Robert Hair

Personal information
- Full name: Robert Kelso Hair
- Born: 13 April 1867 Greenock, Renfrewshire, Scotland
- Died: 3 October 1949 (aged 82) Reading, Berkshire, England
- Batting: Unknown
- Bowling: Unknown

Domestic team information
- 1895/96: Europeans

Career statistics
| Competition | First-class |
| Matches | 1 |
| Runs scored | 0 |
| Batting average | – |
| 100s/50s | –/– |
| Top score | – |
| Balls bowled | 160 |
| Wickets | 4 |
| Bowling average | 19.75 |
| 5 wickets in innings | – |
| 10 wickets in match | – |
| Best bowling | 4/25 |
| Catches/stumpings | 1/– |
- Source: Cricinfo, 28 November 2023

= Robert Hair =

Scottish cricketer and soldier

Robert Kelso Hair (13 April 1867 – 3 October 1949) was a Scottish first-class cricketer and banker.

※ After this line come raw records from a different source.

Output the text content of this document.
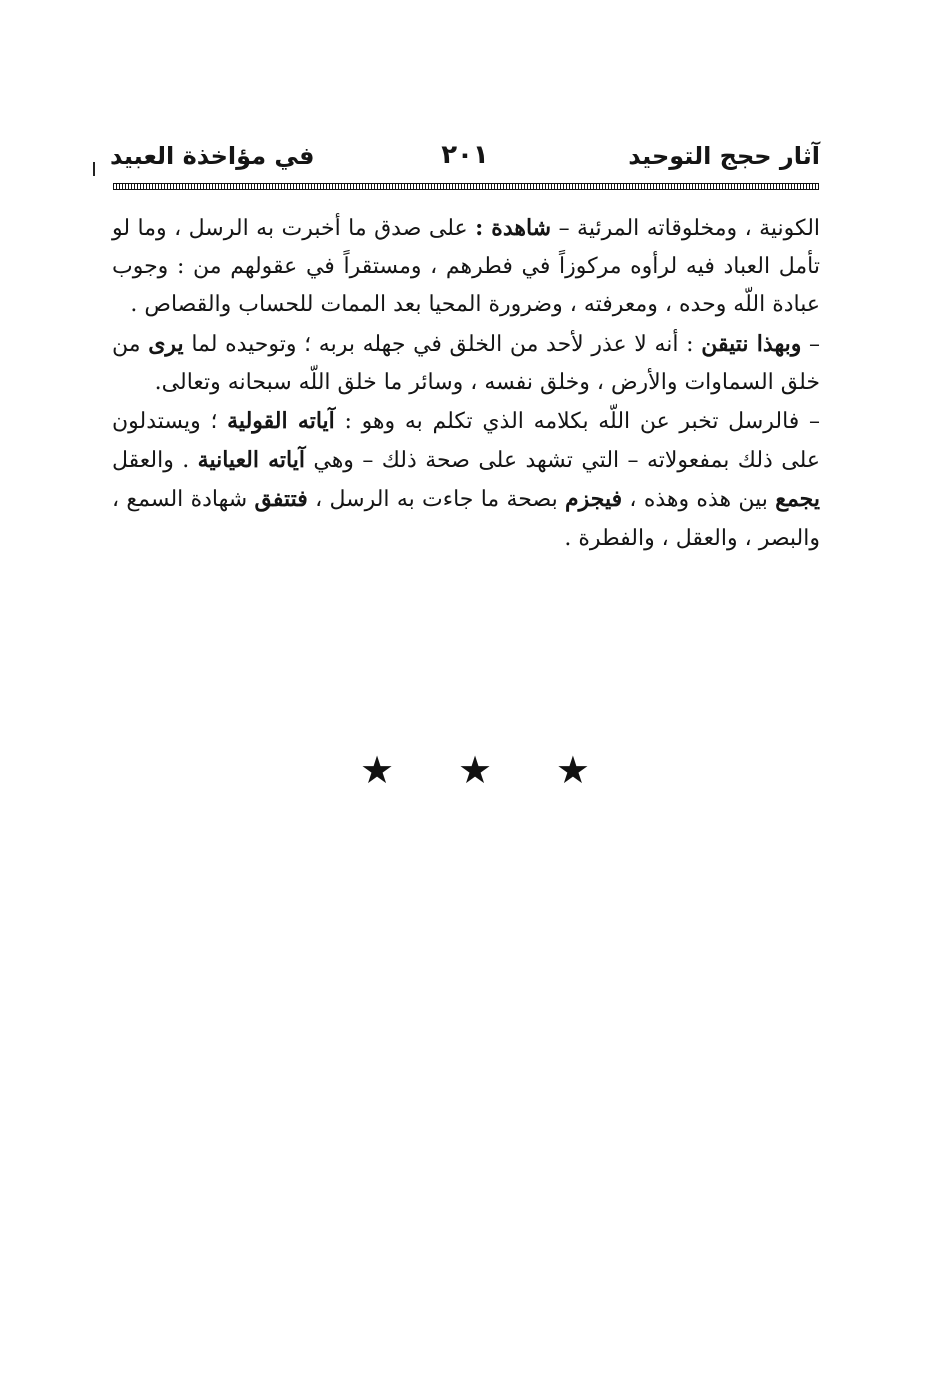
آثار حجج التوحيد
٢٠١
في مؤاخذة العبيد

الكونية ، ومخلوقاته المرئية – شاهدة : على صدق ما أخبرت به الرسل ، وما لو تأمل العباد فيه لرأوه مركوزاً في فطرهم ، ومستقراً في عقولهم من : وجوب عبادة اللّه وحده ، ومعرفته ، وضرورة المحيا بعد الممات للحساب والقصاص .

– وبهذا نتيقن : أنه لا عذر لأحد من الخلق في جهله بربه ؛ وتوحيده لما يرى من خلق السماوات والأرض ، وخلق نفسه ، وسائر ما خلق اللّه سبحانه وتعالى.

– فالرسل تخبر عن اللّه بكلامه الذي تكلم به وهو : آياته القولية ؛ ويستدلون على ذلك بمفعولاته – التي تشهد على صحة ذلك – وهي آياته العيانية . والعقل يجمع بين هذه وهذه ، فيجزم بصحة ما جاءت به الرسل ، فتتفق شهادة السمع ، والبصر ، والعقل ، والفطرة .

★
★
★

Hair was born at Greenock in April 1867. He was a banker by profession, with that endeavour taking him to British India. There, he made a single appearance in first-class cricket for the Europeans against the Parsees at Bombay in the 1895–96 Presidency Match. Though he was not required to bat in the match, he did take figures of 4 for 25 in the Parsees first innings, before going wicketless in their second. In addition to playing first-class cricket, Hair also played minor matches for Scotland in the 1880s, in addition to playing club cricket for Greenock. Hair later served in the First World War, being commissioned as a lieutenant in the Army Service Corps in October 1916. He was made an acting captain, which he relinquished in June 1918. Following the war, he was once again made an acting captain in February 1919. Hair completed his service in May 1920, being granted the full rank of captain. Hair died in England at Reading in October 1949.